The suit was filed March 15 against wholesaler Southern Sales & Import and retailers S K Everhart, Inc. (d.b.a. Trindale Foods), Southland Trade Corp., Great Steaks, and Kingsway Enterprises, Inc. A second wholesaler, Central Wholesalers, admitted involvement, paid restitution to RJR, and gave evidence against the defendants. RJR, which considers buy-downs “one of [our] most important promotions,” is asking for $5 million in compensatory damages.

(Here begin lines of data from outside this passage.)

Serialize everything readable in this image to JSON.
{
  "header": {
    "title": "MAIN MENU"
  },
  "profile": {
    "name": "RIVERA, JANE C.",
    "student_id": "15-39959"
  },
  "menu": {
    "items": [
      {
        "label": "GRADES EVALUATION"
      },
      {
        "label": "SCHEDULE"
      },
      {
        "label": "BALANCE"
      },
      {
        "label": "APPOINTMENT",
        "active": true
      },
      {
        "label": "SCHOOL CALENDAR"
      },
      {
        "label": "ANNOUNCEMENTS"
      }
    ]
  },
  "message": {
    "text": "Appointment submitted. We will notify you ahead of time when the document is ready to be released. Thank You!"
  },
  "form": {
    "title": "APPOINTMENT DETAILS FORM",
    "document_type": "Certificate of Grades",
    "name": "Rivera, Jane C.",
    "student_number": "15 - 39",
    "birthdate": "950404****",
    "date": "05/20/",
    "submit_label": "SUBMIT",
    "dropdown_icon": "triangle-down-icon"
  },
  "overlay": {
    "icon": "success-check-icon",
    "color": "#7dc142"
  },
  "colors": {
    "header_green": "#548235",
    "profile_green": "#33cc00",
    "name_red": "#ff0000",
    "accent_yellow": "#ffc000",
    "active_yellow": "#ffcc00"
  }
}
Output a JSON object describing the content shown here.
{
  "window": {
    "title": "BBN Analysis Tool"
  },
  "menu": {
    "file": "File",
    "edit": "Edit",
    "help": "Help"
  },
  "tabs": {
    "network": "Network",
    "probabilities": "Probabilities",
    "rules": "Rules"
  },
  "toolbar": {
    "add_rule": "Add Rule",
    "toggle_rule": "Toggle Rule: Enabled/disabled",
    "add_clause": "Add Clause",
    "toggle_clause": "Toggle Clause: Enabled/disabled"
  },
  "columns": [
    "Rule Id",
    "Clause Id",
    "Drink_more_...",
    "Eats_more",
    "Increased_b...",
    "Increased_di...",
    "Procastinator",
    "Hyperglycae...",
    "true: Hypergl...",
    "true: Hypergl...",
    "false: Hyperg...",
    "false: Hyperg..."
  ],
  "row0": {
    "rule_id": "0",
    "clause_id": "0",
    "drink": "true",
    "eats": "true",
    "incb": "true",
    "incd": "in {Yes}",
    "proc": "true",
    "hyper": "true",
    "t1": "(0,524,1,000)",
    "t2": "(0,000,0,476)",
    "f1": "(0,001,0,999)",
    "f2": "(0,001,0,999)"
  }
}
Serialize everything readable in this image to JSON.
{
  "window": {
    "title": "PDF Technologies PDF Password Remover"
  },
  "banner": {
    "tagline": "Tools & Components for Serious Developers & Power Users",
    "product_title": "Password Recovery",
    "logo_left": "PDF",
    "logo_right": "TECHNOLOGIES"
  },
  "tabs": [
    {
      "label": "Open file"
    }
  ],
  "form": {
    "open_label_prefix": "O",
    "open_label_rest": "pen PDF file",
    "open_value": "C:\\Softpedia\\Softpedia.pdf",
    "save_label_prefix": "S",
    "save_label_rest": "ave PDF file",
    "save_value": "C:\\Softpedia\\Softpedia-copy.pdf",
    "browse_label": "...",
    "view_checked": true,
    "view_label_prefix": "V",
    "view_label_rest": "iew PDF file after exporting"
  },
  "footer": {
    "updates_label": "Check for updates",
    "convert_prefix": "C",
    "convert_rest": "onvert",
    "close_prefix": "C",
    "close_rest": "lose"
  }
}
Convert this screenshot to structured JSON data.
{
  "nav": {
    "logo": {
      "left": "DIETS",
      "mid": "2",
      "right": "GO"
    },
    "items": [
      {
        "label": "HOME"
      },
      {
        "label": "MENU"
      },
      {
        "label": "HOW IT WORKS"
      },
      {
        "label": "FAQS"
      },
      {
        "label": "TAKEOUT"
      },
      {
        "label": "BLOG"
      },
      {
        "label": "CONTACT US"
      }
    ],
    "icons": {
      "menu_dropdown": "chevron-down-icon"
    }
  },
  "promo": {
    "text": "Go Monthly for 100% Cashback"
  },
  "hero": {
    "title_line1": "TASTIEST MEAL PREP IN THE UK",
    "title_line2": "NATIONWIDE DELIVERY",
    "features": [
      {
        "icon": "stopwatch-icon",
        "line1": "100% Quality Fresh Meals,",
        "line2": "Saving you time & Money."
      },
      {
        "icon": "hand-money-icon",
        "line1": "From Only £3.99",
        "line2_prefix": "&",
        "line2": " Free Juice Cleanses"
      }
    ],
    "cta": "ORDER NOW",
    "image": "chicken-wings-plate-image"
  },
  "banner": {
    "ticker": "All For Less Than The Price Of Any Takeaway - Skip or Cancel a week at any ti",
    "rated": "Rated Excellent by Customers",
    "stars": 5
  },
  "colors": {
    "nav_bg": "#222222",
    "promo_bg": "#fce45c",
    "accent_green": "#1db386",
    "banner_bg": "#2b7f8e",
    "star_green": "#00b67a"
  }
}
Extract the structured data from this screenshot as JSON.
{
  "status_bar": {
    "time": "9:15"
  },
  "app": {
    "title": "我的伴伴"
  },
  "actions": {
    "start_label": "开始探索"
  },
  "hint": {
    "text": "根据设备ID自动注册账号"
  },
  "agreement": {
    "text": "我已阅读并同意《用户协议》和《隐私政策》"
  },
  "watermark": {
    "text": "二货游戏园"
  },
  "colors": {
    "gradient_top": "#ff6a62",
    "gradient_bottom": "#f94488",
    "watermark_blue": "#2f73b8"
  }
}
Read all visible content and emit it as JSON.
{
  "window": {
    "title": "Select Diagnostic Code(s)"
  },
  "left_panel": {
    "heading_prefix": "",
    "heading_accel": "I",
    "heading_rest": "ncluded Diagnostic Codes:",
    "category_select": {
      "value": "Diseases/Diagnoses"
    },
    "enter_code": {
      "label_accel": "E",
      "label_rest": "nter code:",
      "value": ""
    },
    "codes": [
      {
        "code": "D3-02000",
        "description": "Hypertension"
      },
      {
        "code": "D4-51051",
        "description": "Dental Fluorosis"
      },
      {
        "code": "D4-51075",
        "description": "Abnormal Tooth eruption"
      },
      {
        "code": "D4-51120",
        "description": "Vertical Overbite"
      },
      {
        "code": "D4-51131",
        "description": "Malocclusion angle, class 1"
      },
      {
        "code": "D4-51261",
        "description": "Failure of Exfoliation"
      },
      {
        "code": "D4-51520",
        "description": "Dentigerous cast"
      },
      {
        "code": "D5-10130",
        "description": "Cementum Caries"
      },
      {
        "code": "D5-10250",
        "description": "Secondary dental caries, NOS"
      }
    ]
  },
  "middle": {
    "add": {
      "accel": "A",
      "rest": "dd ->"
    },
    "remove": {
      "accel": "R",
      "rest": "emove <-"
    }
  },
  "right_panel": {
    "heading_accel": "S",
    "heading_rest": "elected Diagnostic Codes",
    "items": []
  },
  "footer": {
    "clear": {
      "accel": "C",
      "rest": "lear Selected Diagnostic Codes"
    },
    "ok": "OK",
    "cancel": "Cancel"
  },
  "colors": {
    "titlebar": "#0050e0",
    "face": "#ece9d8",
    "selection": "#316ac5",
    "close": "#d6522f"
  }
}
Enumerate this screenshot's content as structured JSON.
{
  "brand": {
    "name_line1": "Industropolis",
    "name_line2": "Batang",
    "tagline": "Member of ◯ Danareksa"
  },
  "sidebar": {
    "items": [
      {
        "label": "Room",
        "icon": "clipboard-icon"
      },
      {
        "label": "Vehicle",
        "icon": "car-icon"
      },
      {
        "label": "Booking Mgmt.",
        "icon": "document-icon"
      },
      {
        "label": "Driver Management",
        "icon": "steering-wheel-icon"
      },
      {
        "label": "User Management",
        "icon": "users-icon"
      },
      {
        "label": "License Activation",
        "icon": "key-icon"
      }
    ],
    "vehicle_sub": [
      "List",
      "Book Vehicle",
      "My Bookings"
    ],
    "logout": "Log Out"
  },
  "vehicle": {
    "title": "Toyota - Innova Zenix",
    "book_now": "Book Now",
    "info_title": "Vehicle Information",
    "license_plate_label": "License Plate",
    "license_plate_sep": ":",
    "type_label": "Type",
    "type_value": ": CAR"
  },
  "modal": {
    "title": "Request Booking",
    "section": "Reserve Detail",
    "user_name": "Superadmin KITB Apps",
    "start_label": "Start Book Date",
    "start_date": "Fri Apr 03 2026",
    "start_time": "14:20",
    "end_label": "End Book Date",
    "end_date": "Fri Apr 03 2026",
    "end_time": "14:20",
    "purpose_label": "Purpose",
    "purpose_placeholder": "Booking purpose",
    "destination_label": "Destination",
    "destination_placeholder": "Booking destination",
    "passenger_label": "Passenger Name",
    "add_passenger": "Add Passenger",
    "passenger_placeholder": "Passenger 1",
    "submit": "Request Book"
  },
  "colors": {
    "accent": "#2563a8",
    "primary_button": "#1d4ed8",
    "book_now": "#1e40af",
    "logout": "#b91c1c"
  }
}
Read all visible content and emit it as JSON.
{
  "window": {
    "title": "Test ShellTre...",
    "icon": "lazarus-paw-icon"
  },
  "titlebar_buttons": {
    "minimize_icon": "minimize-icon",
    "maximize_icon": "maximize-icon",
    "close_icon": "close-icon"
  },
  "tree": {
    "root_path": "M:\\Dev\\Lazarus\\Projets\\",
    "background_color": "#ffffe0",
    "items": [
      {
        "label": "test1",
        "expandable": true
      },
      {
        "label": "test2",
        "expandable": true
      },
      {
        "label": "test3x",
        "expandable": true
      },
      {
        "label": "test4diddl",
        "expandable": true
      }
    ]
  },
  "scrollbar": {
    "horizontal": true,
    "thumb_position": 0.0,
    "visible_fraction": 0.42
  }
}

Meanwhile, Coca-Cola lost a suit against a Canadian who independently exported its soft drinks as “gray goods” to Hong Kong and Japan. In May, the Canadian Supreme Court refused to hear Coke’s appeal against exporter Mushi Pardhan, who bought Coca-Cola wholesale in Canada and shipped it overseas for resale at a tidy 14-percent margin.

The Tanzanian immigrant reported annual sales as high as $4.8 million on weekly sales of 50,000-plus cases, which he bought for $4.25 per case (plus $1 transport cost) and resold for more than $6 each, according to Associated Press reports. Coke sued for trademark infringement and shut Pardhan down in 1995. A federal judge ruled that Pardhan bought and sold the product legally. Appeals favored Pardhan, and the Supreme Court refusal was Coke’s last option.

The loss shows that nimble entrepreneurs can make end-runs around even global brands. As new markets and retail channels open, manufacturers will be forced to rethink their distribution systems. In the meantime, they’ll keep defending them in court.